Fats and oils are part of a healthy diet and play many important roles in the body. Healthy fats provide energy and are a carrier of essential nutrients such as vitamins A, D, E, K, and carotenoids. But many older adults have been told to decrease the amount of fat in their diets and are confused about what to do.
When it comes to adding fats and oils into our diet, making the right choice can be difficult. Which are good, which are bad? Can some fats actually improve overall health, or is the ‘no-fat’ choice, right? New studies follow older ones, and the answers seem to change with time, which leads to conflicting and somewhat confusing results.
The fact is, healthy fats are crucial to your health. To have your body functioning in prime condition, fats are essential. Among the many role’s healthy fats play, some of the most important ones are:
- they aid in tissue repair
- help with metabolism and hormone synthesis
Additionally, fats affect the immune system in various ways. Our bodies manufacture most of the fatty substances we need, but not all. Certain fatty acids must be consumed, however, in small quantities.
It’s important to point out that eating less saturated fat and trans-fat can lead to heart disease and clogged arteries.
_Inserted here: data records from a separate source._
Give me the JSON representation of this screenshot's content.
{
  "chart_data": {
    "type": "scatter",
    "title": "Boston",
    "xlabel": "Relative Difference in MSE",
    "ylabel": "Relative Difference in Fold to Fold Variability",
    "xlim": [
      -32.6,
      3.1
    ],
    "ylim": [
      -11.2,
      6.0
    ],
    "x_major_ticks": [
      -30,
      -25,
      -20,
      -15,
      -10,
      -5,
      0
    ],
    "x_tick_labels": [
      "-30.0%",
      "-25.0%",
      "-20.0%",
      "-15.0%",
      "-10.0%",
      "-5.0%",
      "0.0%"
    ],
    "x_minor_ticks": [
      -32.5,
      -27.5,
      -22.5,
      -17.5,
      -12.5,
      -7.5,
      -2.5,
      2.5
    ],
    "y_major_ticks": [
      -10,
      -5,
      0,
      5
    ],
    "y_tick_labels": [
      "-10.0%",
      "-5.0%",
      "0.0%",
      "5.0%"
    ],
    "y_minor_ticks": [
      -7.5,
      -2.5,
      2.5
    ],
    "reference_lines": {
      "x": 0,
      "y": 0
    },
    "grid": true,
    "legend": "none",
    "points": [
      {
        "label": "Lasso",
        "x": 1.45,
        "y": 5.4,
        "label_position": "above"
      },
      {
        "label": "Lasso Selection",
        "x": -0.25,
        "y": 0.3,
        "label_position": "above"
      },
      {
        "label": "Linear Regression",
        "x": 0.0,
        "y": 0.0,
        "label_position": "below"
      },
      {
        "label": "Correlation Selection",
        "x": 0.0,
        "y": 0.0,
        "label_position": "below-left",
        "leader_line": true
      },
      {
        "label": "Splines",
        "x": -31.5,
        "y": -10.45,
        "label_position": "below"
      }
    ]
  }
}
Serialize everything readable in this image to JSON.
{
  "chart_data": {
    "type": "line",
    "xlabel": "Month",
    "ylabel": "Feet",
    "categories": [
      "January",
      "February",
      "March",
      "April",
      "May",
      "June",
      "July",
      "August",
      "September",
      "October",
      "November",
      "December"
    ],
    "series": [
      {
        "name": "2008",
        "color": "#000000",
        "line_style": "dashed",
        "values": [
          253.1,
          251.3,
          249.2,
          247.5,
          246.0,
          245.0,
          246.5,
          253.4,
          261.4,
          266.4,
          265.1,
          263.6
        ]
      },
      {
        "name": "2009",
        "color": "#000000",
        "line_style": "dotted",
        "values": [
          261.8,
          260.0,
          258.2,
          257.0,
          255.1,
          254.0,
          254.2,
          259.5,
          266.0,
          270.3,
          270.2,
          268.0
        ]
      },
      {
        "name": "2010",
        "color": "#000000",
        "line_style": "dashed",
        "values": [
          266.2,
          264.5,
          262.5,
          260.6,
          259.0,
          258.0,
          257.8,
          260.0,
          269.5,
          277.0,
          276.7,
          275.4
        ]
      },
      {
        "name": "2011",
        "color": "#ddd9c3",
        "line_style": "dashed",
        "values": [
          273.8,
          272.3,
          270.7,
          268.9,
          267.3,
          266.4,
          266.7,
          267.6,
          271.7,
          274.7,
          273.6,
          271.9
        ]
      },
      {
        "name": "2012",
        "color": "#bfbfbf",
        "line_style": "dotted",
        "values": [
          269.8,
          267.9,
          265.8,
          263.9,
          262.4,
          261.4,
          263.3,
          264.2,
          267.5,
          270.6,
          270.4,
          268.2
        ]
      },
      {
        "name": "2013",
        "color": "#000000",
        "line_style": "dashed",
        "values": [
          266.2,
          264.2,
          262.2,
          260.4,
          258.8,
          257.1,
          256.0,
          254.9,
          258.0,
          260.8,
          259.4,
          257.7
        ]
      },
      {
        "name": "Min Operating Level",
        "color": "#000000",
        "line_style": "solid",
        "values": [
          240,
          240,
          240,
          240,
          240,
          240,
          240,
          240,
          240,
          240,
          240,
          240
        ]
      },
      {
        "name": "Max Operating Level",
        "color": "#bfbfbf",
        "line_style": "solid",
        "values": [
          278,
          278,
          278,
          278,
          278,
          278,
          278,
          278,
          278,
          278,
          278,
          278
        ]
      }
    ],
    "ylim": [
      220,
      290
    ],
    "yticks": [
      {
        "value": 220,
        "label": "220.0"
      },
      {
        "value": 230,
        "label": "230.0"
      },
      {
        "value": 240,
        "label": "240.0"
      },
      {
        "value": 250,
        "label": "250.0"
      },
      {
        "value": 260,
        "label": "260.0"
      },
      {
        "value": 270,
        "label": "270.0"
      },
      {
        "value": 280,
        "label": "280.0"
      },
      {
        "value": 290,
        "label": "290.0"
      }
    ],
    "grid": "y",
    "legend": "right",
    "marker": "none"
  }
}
A saturated fat is on that is solid at room temperature while a trans-fat is made when liquid vegetable oil is processed to become solid or hydrogenated. Cholesterol is a fat found only in animal products and can also lead to heart disease. That doesn’t mean these should be avoided altogether but it’s important to maintain a low intake of them.
There are two families of essential fatty acids, or, EFA’s. One is omega-6, which is found in many seeds and their oils. For instance, hempseeds and its oil, as well as grapeseed oil are good choices. Grapeseed oil and unrefined coconut oil are much better choices for frying foods instead of the vegetable oils sold today, which are mainly trans-fats.
Legumes are another good choice for the omega-6 EFA’s found in most beans, as well as lentils and peas. Nuts, such as pistachios and pine nuts are an excellent source of omega-6.
Omega-3 EFA’s is the other family to notice. Good sources of Omega-3’s can be found in salmon, pasture-raised meats, wild rice (which is actually a grass), walnuts, beans, and avocados. Actually, an avocado is by far one of the healthiest €˜fat’ foods available.
To keep fat intake where it remains healthy, staying at 10% of a total caloric intake keeps your body in the smart zone. Balancing the omega-3 and omega-6 choices in a healthy diet also keeps the body in balance.
Enjoying the choices of healthy fats that are available will help maintain your body on a whole. They help keep you alert, keep the joints and bones healthy, work to keep depression at bay, and allow for a more active life style.